How do you calculate the equilibrium amounts of H2 and HF?

You can set up something that can be called an ICE table. I stands for initial, C stands for change, and E stands for equilibrium. All the amounts are calculated in Molarity.
So you have the equation: H2(g) + F2(g) –> 2HF(g)
So you can set up the table in the following way:

Molarity:____[H2]_____[F2]_____[HF]
I _________ .1 _____ .1________0
C__________- X______- X______+ 2X
E_________.1 – X____.1 – X______2X

For H2 and F2 you know that it’s minus X because the initial amount is decreasing. Also, the coefficient on the X is the same as the coefficient in the balanced chemical equation.

Now, the equation for the equilibrium constant, K, for the generic chemical equation aA + bB –> cC + dD is:

K = ([C]^c[D]^d) / ([A]^a[B]^b)
where the square brackets mean Molarity. So now substitute in your values.
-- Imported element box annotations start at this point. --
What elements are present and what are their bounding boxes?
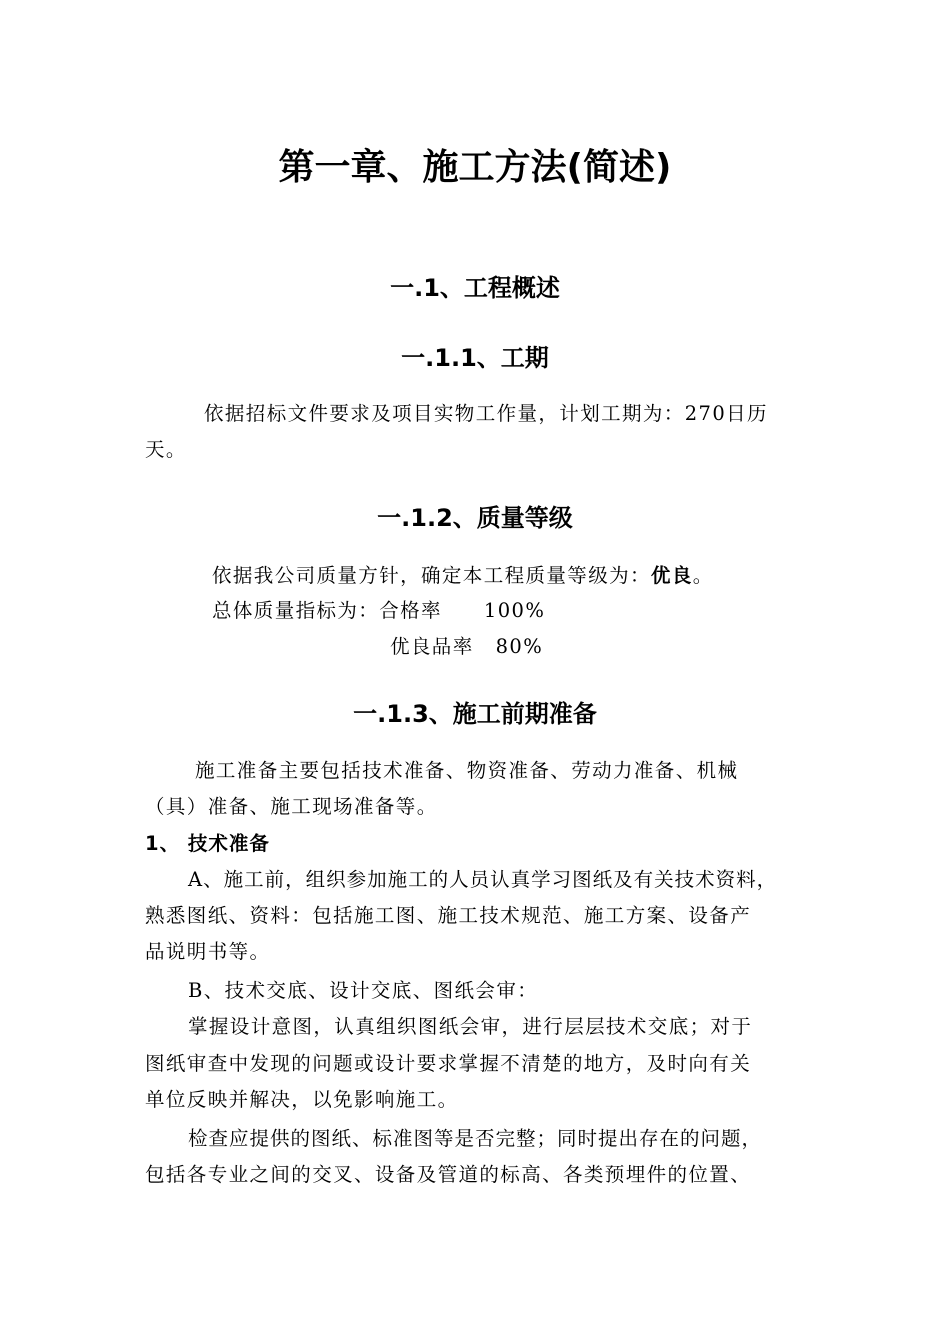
quality-pass-rate-label: 合格率	[379, 599, 442, 622]
quality-excellent-line	[390, 633, 543, 661]
quality-excellent-rate-value: 80%	[495, 635, 544, 658]
technical-prep-subheading: 1、 技术准备	[145, 832, 270, 855]
quality-grade-prefix: 依据我公司质量方针，确定本工程质量等级为：	[212, 564, 651, 587]
quality-index-label: 总体质量指标为：	[212, 599, 380, 622]
preparation-intro-line: 施工准备主要包括技术准备、物资准备、劳动力准备、机械	[195, 759, 739, 782]
schedule-paragraph-line: 天。	[145, 438, 187, 461]
item-b-line: 掌握设计意图，认真组织图纸会审，进行层层技术交底；对于	[188, 1015, 753, 1038]
section-heading-overview: 一.1、工程概述	[390, 274, 560, 302]
quality-grade-line	[212, 562, 714, 590]
quality-index-line	[212, 597, 545, 625]
section-heading-quality: 一.1.2、质量等级	[377, 504, 573, 532]
preparation-intro-line: （具）准备、施工现场准备等。	[145, 795, 438, 818]
item-b-heading: B、技术交底、设计交底、图纸会审：	[188, 979, 539, 1002]
section-heading-schedule: 一.1.1、工期	[401, 344, 549, 372]
schedule-paragraph-line: 依据招标文件要求及项目实物工作量，计划工期为：270日历	[204, 402, 768, 425]
item-a-line: 熟悉图纸、资料：包括施工图、施工技术规范、施工方案、设备产	[145, 904, 752, 927]
item-b-line: 单位反映并解决，以免影响施工。	[145, 1088, 459, 1111]
chapter-title: 第一章、施工方法(简述)	[278, 147, 672, 188]
item-b-line: 图纸审查中发现的问题或设计要求掌握不清楚的地方，及时向有关	[145, 1052, 752, 1075]
item-c-line: 检查应提供的图纸、标准图等是否完整；同时提出存在的问题，	[188, 1127, 763, 1150]
item-a-line: A、施工前，组织参加施工的人员认真学习图纸及有关技术资料，	[188, 868, 778, 891]
item-a-line: 品说明书等。	[145, 940, 271, 963]
quality-grade-value: 优良	[650, 564, 693, 587]
quality-grade-suffix: 。	[692, 564, 714, 587]
quality-excellent-rate-label: 优良品率	[390, 635, 474, 658]
item-c-line: 包括各专业之间的交叉、设备及管道的标高、各类预埋件的位置、	[145, 1163, 752, 1186]
section-heading-preparation: 一.1.3、施工前期准备	[353, 700, 597, 728]
quality-pass-rate-value: 100%	[483, 599, 546, 622]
1.0 x 10^2 = [2X]^2 / [.1 - X] [.1 - X]
Now you could solve this in two ways. One is to use the quadratic formula to solve for X, and then substitute the value in to the ICE table to get your values, or you could assume X is small, and can be discounted. This means you can throw out X in any term where it is being added or subtracted, but no other time. Solving also, X can never be negative, so if you’re solving the quadratic formula and you get a negative value, just throw it out and use the other one.